World Fantasy Con 2005
posted by Todd T @ 8:13 AM I don't know how I shall summarize in just a few paragraphs, but I thought you might want to hear about it a bit.Usually I miss WFC, with regret, but this year it was in Madison, WI, so I was able to combine it with visiting relatives and friends thereabouts, and rationalize away the expense a bit more reasonably. It was a wonderful time.
GOH was Graham Joyce, who turns out to be very funny, very warm and very sage about what makes books and readers tick. He's a great interview. His tales of his discussions about books and his future with his miner father were right out of Playwriting 101 but he made them very funny. The story of the TOOTH FAIRY movie was again so typical as to be cliche but was riotous when told by Joyce. (After insisting on being able to write the screenplay himself, he found himself conceding right and left - cut the pike and the toe, cut the whole pond, and the scouts, and half the characters - then finally he got a call in middle of the night from a Hollywood idiot who announced in a palsy way "hey, we've figured out what to do, we're going to cut out the tooth fairy.") On the other hand, his comments on the events and symbols in FAIRY were quite interesting. Other tales: because he thought it was how writers write, he quit his job and moved to a remote end of Crete to write his first book. His only neighbors, shepherds, called him Karlos, because Prince Charles was the only Englishman they'd ever heard of before. The story of the phone call from his agent in London to the one phone in the village near his shack is quite amusing if told by the man himself - without the accents and language issues it wouldn't convey. I'm told he has a web site where some of this background appears, and I'll have to check into it.
I had a 21st century experience in that I met a bunch of old friends for the first time. About 8 or 10 of the on-line ghost fiction community were there. I'd met none of them before. It was like meeting a bunch of pen pals. They all turned out to be just as great company as I had expected. Two of them, Barbara and Christopher Roden, who created and run Ash-Tree Press, won the WF Award for Best Anthology (also the International Horror Guild award), and it was fun to help them celebrate.

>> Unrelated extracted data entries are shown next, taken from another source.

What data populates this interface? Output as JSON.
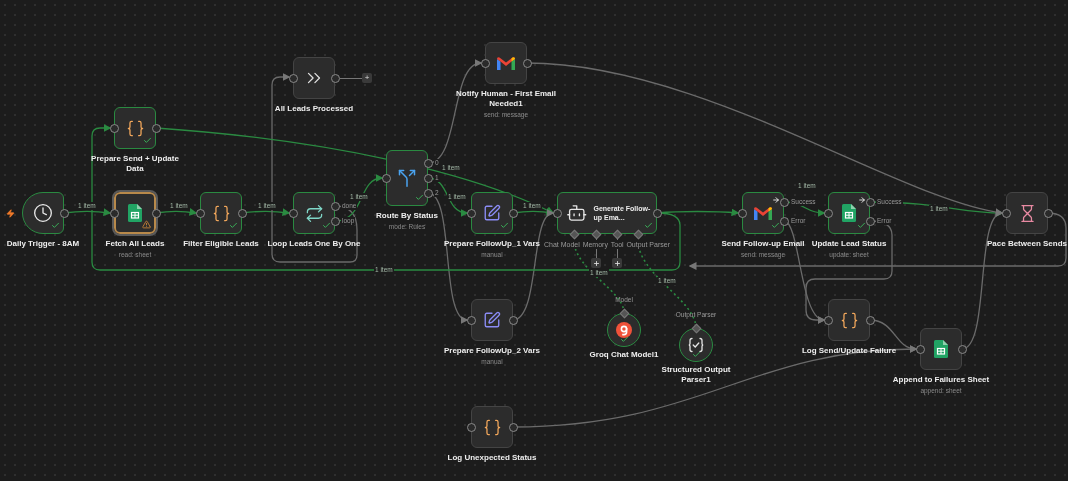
{
  "nodes": [
    {
      "kind": "schedule",
      "title": "Daily Trigger - 8AM",
      "success": true,
      "selected": false,
      "warning": false
    },
    {
      "kind": "sheets",
      "title": "Fetch All Leads",
      "subtitle": "read: sheet",
      "success": false,
      "selected": true,
      "warning": true
    },
    {
      "kind": "code",
      "title": "Filter Eligible Leads",
      "success": true,
      "selected": false,
      "warning": false
    },
    {
      "kind": "noop",
      "title": "All Leads Processed",
      "success": false,
      "selected": false,
      "warning": false,
      "ports": [
        {
          "label": "+",
          "connected": false
        }
      ]
    },
    {
      "kind": "loop",
      "title": "Loop Leads One By One",
      "success": true,
      "selected": false,
      "warning": false,
      "ports": [
        {
          "label": "done"
        },
        {
          "label": "loop"
        }
      ]
    },
    {
      "kind": "code",
      "title": "Prepare Send + Update Data",
      "success": true,
      "selected": false,
      "warning": false
    },
    {
      "kind": "switch",
      "title": "Route By Status",
      "subtitle": "mode: Rules",
      "success": true,
      "selected": false,
      "warning": false,
      "ports": [
        {
          "label": "0"
        },
        {
          "label": "1"
        },
        {
          "label": "2"
        }
      ]
    },
    {
      "kind": "gmail",
      "title": "Notify Human - First Email Needed1",
      "subtitle": "send: message",
      "success": false,
      "selected": false,
      "warning": false
    },
    {
      "kind": "set",
      "title": "Prepare FollowUp_1 Vars",
      "subtitle": "manual",
      "success": true,
      "selected": false,
      "warning": false
    },
    {
      "kind": "agent",
      "title": "Generate Follow-up Ema...",
      "success": true,
      "selected": false,
      "warning": false,
      "ports": [
        {
          "label": "Chat Model",
          "connected": true
        },
        {
          "label": "Memory",
          "connected": false
        },
        {
          "label": "Tool",
          "connected": false
        },
        {
          "label": "Output Parser",
          "connected": true
        }
      ]
    },
    {
      "kind": "set",
      "title": "Prepare FollowUp_2 Vars",
      "subtitle": "manual",
      "success": false,
      "selected": false,
      "warning": false
    },
    {
      "kind": "groq",
      "title": "Groq Chat Model1",
      "success": true,
      "selected": false,
      "warning": false,
      "ports": [
        {
          "label": "Model"
        }
      ]
    },
    {
      "kind": "parser",
      "title": "Structured Output Parser1",
      "success": true,
      "selected": false,
      "warning": false,
      "ports": [
        {
          "label": "Output Parser"
        }
      ]
    },
    {
      "kind": "gmail",
      "title": "Send Follow-up Email",
      "subtitle": "send: message",
      "success": true,
      "selected": false,
      "warning": false,
      "ports": [
        {
          "label": "Success"
        },
        {
          "label": "Error"
        }
      ]
    },
    {
      "kind": "sheets",
      "title": "Update Lead Status",
      "subtitle": "update: sheet",
      "success": true,
      "selected": false,
      "warning": false,
      "ports": [
        {
          "label": "Success"
        },
        {
          "label": "Error"
        }
      ]
    },
    {
      "kind": "wait",
      "title": "Pace Between Sends",
      "success": false,
      "selected": false,
      "warning": false
    },
    {
      "kind": "code",
      "title": "Log Send/Update Failure",
      "success": false,
      "selected": false,
      "warning": false
    },
    {
      "kind": "sheets",
      "title": "Append to Failures Sheet",
      "subtitle": "append: sheet",
      "success": false,
      "selected": false,
      "warning": false
    },
    {
      "kind": "code",
      "title": "Log Unexpected Status",
      "success": false,
      "selected": false,
      "warning": false
    }
  ],
  "connections": [
    {
      "kind": "main",
      "label": "1 item",
      "success": true
    },
    {
      "kind": "main",
      "label": "1 item",
      "success": true
    },
    {
      "kind": "main",
      "label": "1 item",
      "success": true
    },
    {
      "kind": "main",
      "success": false
    },
    {
      "kind": "main",
      "label": "1 item",
      "success": true
    },
    {
      "kind": "main",
      "success": false
    },
    {
      "kind": "main",
      "label": "1 item",
      "success": true
    },
    {
      "kind": "main",
      "label": "1 item",
      "success": true
    },
    {
      "kind": "main",
      "success": false
    },
    {
      "kind": "main",
      "label": "1 item",
      "success": true
    },
    {
      "kind": "main",
      "success": false
    },
    {
      "kind": "main",
      "success": true
    },
    {
      "kind": "main",
      "label": "1 item",
      "success": true
    },
    {
      "kind": "main",
      "label": "1 item",
      "success": true
    },
    {
      "kind": "main",
      "success": false
    },
    {
      "kind": "main",
      "success": false
    },
    {
      "kind": "main",
      "success": false
    },
    {
      "kind": "main",
      "success": false
    },
    {
      "kind": "main",
      "success": false
    },
    {
      "kind": "main",
      "success": false
    },
    {
      "kind": "main",
      "label": "1 item",
      "success": true
    },
    {
      "kind": "main",
      "success": false
    },
    {
      "kind": "ai",
      "label": "1 item",
      "success": true
    },
    {
      "kind": "ai",
      "label": "1 item",
      "success": true
    }
  ]
}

I don't have the juicy details that one usually must have to blog about a con, but I thought a quick note might be OK. I was certainly reminded of how far apart this particular one is from the run of the mill convention. It's all about books, and perhaps bit of art, and every single person there loves them as much as you do. Perhaps half of them are active in providing us with the elixir we crave. Very hard to return to the daily routine after a week of that.